Falezlerin ününü Japonya’da duyup gelen Jun Young, insan elinin dokunmadığı çatlak, kovuk ve mağaralar ile su altı yaşamını görüntüledi. Dalış sırasında kendisine eşlik ve rehberlik eden Su altı Federasyonu Antalya İl Temsilcisi İsa Alemdar, Jun Young’un çektiği fotoğrafların hazırlanacak kitapçığında yayımlanacağını söyledi.
Su altı tutkunları başta olmak üzere, profesyonel dalgıçların turistik dalış yaptığı Antalya falezlerinin su altında kalan kısmının doğal güzelliği, su altı fotoğrafçıları tarafından görüntüleniyor. Falezlerin ününü Japonya’da duyup dalış için bölgeye gelen su altı fotoğrafçısı Jun Young, insan elinin dokunmadığı çatlak, kovuk ve mağaraları görüntüledi. Bölgede bulunan su altı yaşamını da kayıt altına alan Young, su hıyarları, kabuklu deniz canlıları ve balıkların da fotoğrafını çekti.
Dalış sırasında kendisine eşlik ve rehberlik eden Su altı Federasyonu Antalya İl Temsilcisi İsa Alemdar, Jun Young’un çektiği fotoğrafların hazırlanacak su altı kitapçığında yer alacağını anlattı. Alemdar, “Young, Türkiye’ye defalarca gelip farklı bölgelerde dalış yapan su altı araştırmacısı. Falezleri duyduktan sonra ilk olarak internet üzerinden uzun uzun incelemiş. Ardından bize ulaşarak bu bölgede dalış yapmak istediğini söyledi. Biz de falezlere dalış yaptık. Önceden belirlenen ve sürekli turistik dalış yaptırdığımız noktalardan daldık. Young falezlerin altındaki çatlak ve kovukların fotoğraflarını çekerken çok heyecanlandığını söyledi. Gerçekten de farklı bir atmosfer” diye konuştu.

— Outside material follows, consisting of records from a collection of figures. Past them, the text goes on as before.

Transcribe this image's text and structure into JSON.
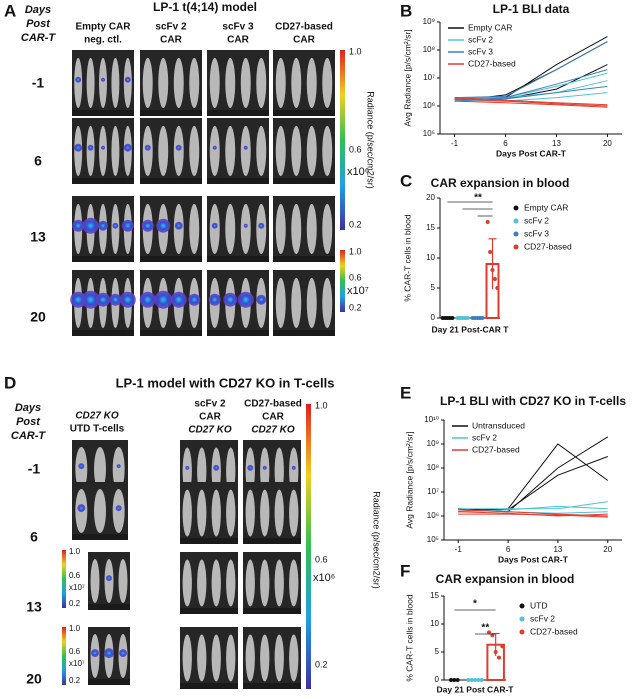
{
  "panel_labels": [
    "A",
    "B",
    "C",
    "D",
    "E",
    "F"
  ],
  "panel_a": {
    "title": "LP-1 t(4;14) model",
    "row_header": [
      "Days",
      "Post",
      "CAR-T"
    ],
    "columns": [
      [
        "Empty CAR",
        "neg. ctl."
      ],
      [
        "scFv 2",
        "CAR"
      ],
      [
        "scFv 3",
        "CAR"
      ],
      [
        "CD27-based",
        "CAR"
      ]
    ],
    "rows": [
      "-1",
      "6",
      "13",
      "20"
    ],
    "colorbar_label": "Radiance (p/sec/cm2/sr)",
    "colorbars": [
      {
        "ticks": [
          "1.0",
          "0.6",
          "0.2"
        ],
        "unit": "x10⁶"
      },
      {
        "ticks": [
          "1.0",
          "0.6",
          "0.2"
        ],
        "unit": "x10⁷"
      }
    ]
  },
  "panel_d": {
    "title": "LP-1 model with CD27 KO in T-cells",
    "row_header": [
      "Days",
      "Post",
      "CAR-T"
    ],
    "columns": [
      [
        "CD27 KO",
        "UTD T-cells"
      ],
      [
        "scFv 2",
        "CAR",
        "CD27 KO"
      ],
      [
        "CD27-based",
        "CAR",
        "CD27 KO"
      ]
    ],
    "rows": [
      "-1",
      "6",
      "13",
      "20"
    ],
    "colorbar_label": "Radiance (p/sec/cm2/sr)",
    "colorbars": [
      {
        "ticks": [
          "1.0",
          "0.6",
          "0.2"
        ],
        "unit": "x10⁶"
      },
      {
        "ticks": [
          "1.0",
          "0.6",
          "0.2"
        ],
        "unit": "x10⁷"
      },
      {
        "ticks": [
          "1.0",
          "0.6",
          "0.2"
        ],
        "unit": "x10⁷"
      }
    ]
  },
  "chart_data": [
    {
      "type": "line",
      "title": "LP-1 BLI data",
      "xlabel": "Days Post CAR-T",
      "ylabel": "Avg Radiance [p/s/cm²/sr]",
      "x": [
        -1,
        6,
        13,
        20
      ],
      "xlim": [
        -3,
        22
      ],
      "xticks": [
        -1,
        6,
        13,
        20
      ],
      "log": true,
      "legend": "upper left",
      "ylim": [
        100000,
        1000000000
      ],
      "yticks": [
        {
          "value": 100000,
          "label": "10⁵"
        },
        {
          "value": 1000000,
          "label": "10⁶"
        },
        {
          "value": 10000000,
          "label": "10⁷"
        },
        {
          "value": 100000000,
          "label": "10⁸"
        },
        {
          "value": 1000000000,
          "label": "10⁹"
        }
      ],
      "series": [
        {
          "name": "Empty CAR",
          "color": "#111111",
          "values": [
            [
              2000000,
              2000000,
              30000000,
              300000000
            ],
            [
              1500000,
              2500000,
              20000000,
              200000000
            ],
            [
              2000000,
              1800000,
              4000000,
              30000000
            ]
          ]
        },
        {
          "name": "scFv 2",
          "color": "#4fc3d9",
          "values": [
            [
              1800000,
              2000000,
              3000000,
              8000000
            ],
            [
              1600000,
              1500000,
              2000000,
              3000000
            ],
            [
              2000000,
              2000000,
              5000000,
              15000000
            ]
          ]
        },
        {
          "name": "scFv 3",
          "color": "#3a7fc1",
          "values": [
            [
              2000000,
              2200000,
              20000000,
              200000000
            ],
            [
              1700000,
              1800000,
              3000000,
              5000000
            ],
            [
              1500000,
              2000000,
              6000000,
              20000000
            ]
          ]
        },
        {
          "name": "CD27-based",
          "color": "#e23b2e",
          "values": [
            [
              1800000,
              1500000,
              1200000,
              1000000
            ],
            [
              1500000,
              1300000,
              1100000,
              900000
            ],
            [
              2000000,
              1600000,
              1300000,
              1100000
            ]
          ]
        }
      ]
    },
    {
      "type": "bar",
      "title": "CAR expansion in blood",
      "xlabel": "Day 21 Post-CAR T",
      "ylabel": "% CAR-T cells in blood",
      "categories": [
        "Empty CAR",
        "scFv 2",
        "scFv 3",
        "CD27-based"
      ],
      "colors": [
        "#111111",
        "#4fc3d9",
        "#3a7fc1",
        "#e23b2e"
      ],
      "values": [
        0,
        0,
        0,
        9
      ],
      "errors": [
        0,
        0,
        0,
        4.2
      ],
      "points": [
        [
          0,
          0,
          0,
          0,
          0
        ],
        [
          0,
          0,
          0,
          0,
          0
        ],
        [
          0,
          0,
          0,
          0,
          0
        ],
        [
          16,
          11,
          8,
          6.5,
          5
        ]
      ],
      "ylim": [
        0,
        20
      ],
      "yticks": [
        0,
        5,
        10,
        15,
        20
      ],
      "annotations": [
        "**"
      ]
    },
    {
      "type": "line",
      "title": "LP-1 BLI with CD27 KO in T-cells",
      "xlabel": "Days Post CAR-T",
      "ylabel": "Avg Radiance [p/s/cm²/sr]",
      "x": [
        -1,
        6,
        13,
        20
      ],
      "xlim": [
        -3,
        22
      ],
      "xticks": [
        -1,
        6,
        13,
        20
      ],
      "log": true,
      "legend": "upper left",
      "ylim": [
        100000,
        10000000000
      ],
      "yticks": [
        {
          "value": 100000,
          "label": "10⁵"
        },
        {
          "value": 1000000,
          "label": "10⁶"
        },
        {
          "value": 10000000,
          "label": "10⁷"
        },
        {
          "value": 100000000,
          "label": "10⁸"
        },
        {
          "value": 1000000000,
          "label": "10⁹"
        },
        {
          "value": 10000000000,
          "label": "10¹⁰"
        }
      ],
      "series": [
        {
          "name": "Untransduced",
          "color": "#111111",
          "values": [
            [
              2000000,
              1500000,
              100000000,
              2000000000
            ],
            [
              1500000,
              2000000,
              1000000000,
              30000000
            ],
            [
              2000000,
              1800000,
              50000000,
              300000000
            ]
          ]
        },
        {
          "name": "scFv 2",
          "color": "#4fc3d9",
          "values": [
            [
              2000000,
              2000000,
              2000000,
              4000000
            ],
            [
              1500000,
              1800000,
              2500000,
              2000000
            ],
            [
              1800000,
              1500000,
              1300000,
              1500000
            ]
          ]
        },
        {
          "name": "CD27-based",
          "color": "#e23b2e",
          "values": [
            [
              1500000,
              1300000,
              1000000,
              1200000
            ],
            [
              1200000,
              1200000,
              1100000,
              900000
            ],
            [
              1800000,
              1500000,
              1200000,
              1000000
            ]
          ]
        }
      ]
    },
    {
      "type": "bar",
      "title": "CAR expansion in blood",
      "xlabel": "Day 21 Post CAR-T",
      "ylabel": "% CAR-T cells in blood",
      "categories": [
        "UTD",
        "scFv 2",
        "CD27-based"
      ],
      "colors": [
        "#111111",
        "#4fc3d9",
        "#e23b2e"
      ],
      "values": [
        0,
        0,
        6.3
      ],
      "errors": [
        0,
        0,
        2
      ],
      "points": [
        [
          0,
          0,
          0
        ],
        [
          0,
          0,
          0,
          0,
          0
        ],
        [
          8.5,
          8,
          5,
          4,
          6
        ]
      ],
      "ylim": [
        0,
        15
      ],
      "yticks": [
        0,
        5,
        10,
        15
      ],
      "annotations": [
        "*",
        "**"
      ]
    }
  ]
}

AKDENİZ FOKLARININ YAŞAM ALANI
Turistik ve sportif dalışları sırasında derin mağara benzeri çatlaklara girmemeye özen gösterdiklerini anlatan Alemdar, şöyle konuştu: “Antalya falezleri milyonlarca yıldır ayakta. Tatlı su kaynakları falezlerin içindeki birçok çatlağı ve kovuğu doldurmuş durumda. Binlerce farklı tür deniz canlısına ev sahipliği yapan bu bölge, Akdeniz foklarının da yaşam alanı, aynı zamanda yuvası. Bu nedenle çok dikkatli davranmalıyız ve saygı göstermeliyiz. Sahip çıkmalıyız. İnsanlardan, falezlere baktıklarında görünen yüzü kadar görünmeyen yüzüne de önem vermelerini istiyoruz.”